What’s next for Fuwanovel?
Fuwanovel has grown and changed a lot over the years, and we’re always trying to innovate and come up with new and better ways to support VN players and devs. Recently we made a big announcement that we’re pivoting away from game torrents (it was a big decision, but it was the right one for us to make), and replacing them with several cool new features (with more in the pipeline):
VNR Hub (http://reviews.fuwanovel.net) — We’re building a VN Reviews hub which both hosts and links to external reviewers all across the net.

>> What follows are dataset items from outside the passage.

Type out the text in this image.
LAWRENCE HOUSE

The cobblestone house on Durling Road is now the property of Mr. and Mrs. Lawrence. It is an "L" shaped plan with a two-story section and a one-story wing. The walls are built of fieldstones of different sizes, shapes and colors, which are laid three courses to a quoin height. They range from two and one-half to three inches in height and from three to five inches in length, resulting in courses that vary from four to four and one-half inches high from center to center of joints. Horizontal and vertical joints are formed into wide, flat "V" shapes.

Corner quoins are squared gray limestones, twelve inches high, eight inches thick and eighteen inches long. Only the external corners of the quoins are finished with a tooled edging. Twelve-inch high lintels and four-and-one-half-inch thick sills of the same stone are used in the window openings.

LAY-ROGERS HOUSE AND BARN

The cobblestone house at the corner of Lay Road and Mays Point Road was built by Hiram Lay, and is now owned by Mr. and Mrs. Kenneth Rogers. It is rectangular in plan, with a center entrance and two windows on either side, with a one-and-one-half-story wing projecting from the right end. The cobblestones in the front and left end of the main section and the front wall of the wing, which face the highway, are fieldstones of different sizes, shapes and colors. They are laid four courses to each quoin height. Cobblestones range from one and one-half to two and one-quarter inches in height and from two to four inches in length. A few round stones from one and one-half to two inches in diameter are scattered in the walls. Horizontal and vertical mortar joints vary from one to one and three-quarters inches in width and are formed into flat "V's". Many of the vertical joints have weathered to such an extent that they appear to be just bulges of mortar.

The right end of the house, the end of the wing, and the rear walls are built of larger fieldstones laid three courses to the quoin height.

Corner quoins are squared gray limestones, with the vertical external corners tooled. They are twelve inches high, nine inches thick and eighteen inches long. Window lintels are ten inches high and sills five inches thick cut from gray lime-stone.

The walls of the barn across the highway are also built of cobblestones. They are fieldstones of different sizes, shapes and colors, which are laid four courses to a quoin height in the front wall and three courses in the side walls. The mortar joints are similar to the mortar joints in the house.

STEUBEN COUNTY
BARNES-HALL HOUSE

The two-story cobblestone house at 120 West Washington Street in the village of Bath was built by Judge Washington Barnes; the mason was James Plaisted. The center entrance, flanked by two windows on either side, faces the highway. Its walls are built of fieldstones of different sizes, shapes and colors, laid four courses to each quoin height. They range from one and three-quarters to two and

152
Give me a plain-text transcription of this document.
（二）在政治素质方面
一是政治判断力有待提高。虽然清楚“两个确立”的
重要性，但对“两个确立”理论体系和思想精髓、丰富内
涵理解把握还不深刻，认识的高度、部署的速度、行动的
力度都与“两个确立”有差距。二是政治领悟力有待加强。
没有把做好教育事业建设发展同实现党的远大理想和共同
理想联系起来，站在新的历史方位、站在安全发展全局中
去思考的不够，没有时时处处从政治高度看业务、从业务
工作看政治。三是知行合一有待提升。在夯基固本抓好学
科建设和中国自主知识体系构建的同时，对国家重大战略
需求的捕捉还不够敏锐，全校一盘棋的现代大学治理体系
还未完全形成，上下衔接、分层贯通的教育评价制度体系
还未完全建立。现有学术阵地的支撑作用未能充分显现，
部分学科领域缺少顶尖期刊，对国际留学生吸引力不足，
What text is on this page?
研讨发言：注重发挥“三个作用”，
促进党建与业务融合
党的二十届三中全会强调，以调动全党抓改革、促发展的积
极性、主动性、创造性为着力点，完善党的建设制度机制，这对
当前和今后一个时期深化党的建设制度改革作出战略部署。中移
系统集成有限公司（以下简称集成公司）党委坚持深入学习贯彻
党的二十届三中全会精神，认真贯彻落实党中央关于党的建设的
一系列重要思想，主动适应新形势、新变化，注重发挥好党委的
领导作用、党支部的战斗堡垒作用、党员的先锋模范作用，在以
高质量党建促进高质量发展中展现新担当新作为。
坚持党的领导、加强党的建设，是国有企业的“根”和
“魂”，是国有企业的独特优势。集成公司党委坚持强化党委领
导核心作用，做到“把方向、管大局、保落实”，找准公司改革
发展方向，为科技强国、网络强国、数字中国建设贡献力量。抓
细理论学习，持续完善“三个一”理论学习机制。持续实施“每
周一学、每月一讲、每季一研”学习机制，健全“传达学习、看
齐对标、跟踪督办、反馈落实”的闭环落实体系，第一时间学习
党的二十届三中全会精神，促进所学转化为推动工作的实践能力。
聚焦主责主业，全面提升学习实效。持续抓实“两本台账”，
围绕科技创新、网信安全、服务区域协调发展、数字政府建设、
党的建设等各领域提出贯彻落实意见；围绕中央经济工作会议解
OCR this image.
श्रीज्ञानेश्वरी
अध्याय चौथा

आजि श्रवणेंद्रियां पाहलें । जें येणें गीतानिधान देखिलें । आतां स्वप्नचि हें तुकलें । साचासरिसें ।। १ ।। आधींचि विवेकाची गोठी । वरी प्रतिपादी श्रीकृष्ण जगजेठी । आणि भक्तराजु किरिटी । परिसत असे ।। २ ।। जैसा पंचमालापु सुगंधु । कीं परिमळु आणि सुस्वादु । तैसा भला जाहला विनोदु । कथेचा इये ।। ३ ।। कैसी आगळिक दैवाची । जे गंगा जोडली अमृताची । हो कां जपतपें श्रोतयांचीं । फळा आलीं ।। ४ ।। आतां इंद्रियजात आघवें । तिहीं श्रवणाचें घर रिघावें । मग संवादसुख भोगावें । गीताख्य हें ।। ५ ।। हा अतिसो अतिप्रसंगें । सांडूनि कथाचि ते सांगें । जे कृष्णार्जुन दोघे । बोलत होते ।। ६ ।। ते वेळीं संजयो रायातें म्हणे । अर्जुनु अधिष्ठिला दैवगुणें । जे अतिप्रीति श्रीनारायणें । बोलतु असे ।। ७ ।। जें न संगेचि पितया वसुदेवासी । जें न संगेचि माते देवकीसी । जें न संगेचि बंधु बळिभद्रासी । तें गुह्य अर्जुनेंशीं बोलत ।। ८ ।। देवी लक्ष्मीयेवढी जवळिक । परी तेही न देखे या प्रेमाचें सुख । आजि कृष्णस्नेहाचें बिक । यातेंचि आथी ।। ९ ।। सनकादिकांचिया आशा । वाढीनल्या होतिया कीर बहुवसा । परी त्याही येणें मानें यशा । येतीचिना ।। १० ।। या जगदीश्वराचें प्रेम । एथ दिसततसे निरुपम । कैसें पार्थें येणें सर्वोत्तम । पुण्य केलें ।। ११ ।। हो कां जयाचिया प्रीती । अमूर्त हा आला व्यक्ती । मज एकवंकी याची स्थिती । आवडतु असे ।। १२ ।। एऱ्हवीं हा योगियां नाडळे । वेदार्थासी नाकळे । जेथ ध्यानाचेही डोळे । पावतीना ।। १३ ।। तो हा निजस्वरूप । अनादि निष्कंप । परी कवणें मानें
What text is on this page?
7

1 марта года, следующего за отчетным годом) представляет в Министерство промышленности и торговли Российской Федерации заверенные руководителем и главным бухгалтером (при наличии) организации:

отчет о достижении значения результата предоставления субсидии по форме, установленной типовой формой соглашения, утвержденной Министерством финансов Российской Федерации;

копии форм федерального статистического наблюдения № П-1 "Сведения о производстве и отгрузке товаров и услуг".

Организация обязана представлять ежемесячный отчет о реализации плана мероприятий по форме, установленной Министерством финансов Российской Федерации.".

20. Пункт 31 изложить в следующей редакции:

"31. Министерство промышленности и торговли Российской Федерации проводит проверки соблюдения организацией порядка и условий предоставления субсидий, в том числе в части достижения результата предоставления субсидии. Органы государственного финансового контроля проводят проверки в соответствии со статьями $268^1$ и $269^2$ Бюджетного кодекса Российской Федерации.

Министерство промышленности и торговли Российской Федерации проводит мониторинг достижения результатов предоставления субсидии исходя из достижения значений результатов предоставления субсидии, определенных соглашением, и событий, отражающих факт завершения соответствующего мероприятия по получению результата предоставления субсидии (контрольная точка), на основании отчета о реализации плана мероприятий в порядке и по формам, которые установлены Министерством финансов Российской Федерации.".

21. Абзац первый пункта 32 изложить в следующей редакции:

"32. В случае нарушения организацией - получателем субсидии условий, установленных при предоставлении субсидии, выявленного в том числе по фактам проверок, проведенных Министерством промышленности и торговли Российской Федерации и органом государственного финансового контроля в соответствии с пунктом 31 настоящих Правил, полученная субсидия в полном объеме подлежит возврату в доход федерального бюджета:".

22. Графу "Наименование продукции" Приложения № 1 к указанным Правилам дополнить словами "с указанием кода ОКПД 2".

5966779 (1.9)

The goal of the hub (besides consolidating reviews all in one place) is to support VN reviewers and help maximise their traffic. All of the reviewer feeds are truncated (we only post a short blurb and a link back to the original post), and we hope to add as many reviewers as will sign up. We’ve got 10 blogs up so far, another 5 should be added within a week or two, and we’re actively searching for more. The hub is a little rough around the edges — it’s a work in progress – but we think it’s a cool idea and we hope to breathe new life into the VN reviews scene. (If you’re a VN reviewer, or you have a couple reviews on your blog, go to the hub and send us a message! We’d love to add you)
Overhaul of Front Site + Mobile VN Database – We’ve pulled the front site apart piece by piece and have some awesome (and gorgeous) changes we’ll start to roll out over the next few weeks. On the PC database front we’re planning on adding >100 new games and updating each game page with information about where to purchase the games, where to download the patches, patching guides, and how to support each dev. The mobile database will be our best effort to collect all the VNs being released on iOS and Android, and helping players find the best and most interesting ones to play.
Fuwanovel Academy – I think Fuwa’s the best place for new VN players to learn about the hobby, and we’re putting together a new suite of resources on the front site to help them figure this stuff out. We’ve got 5 lessons which will take a player from zero to playing their first VN in minutes, and then flesh out more advanced and nuanced hobby information. We’ve got a dictionary/lexicon. And we’ve got a player mentor program which at this point is just an experiment, but it aims to connect new players with experienced players who can answer their questions and nerd out with them about the games they’re playing. There’s a lot more coming after this, too, so be sure to keep an eye on the forums or the Fuwazette news blog.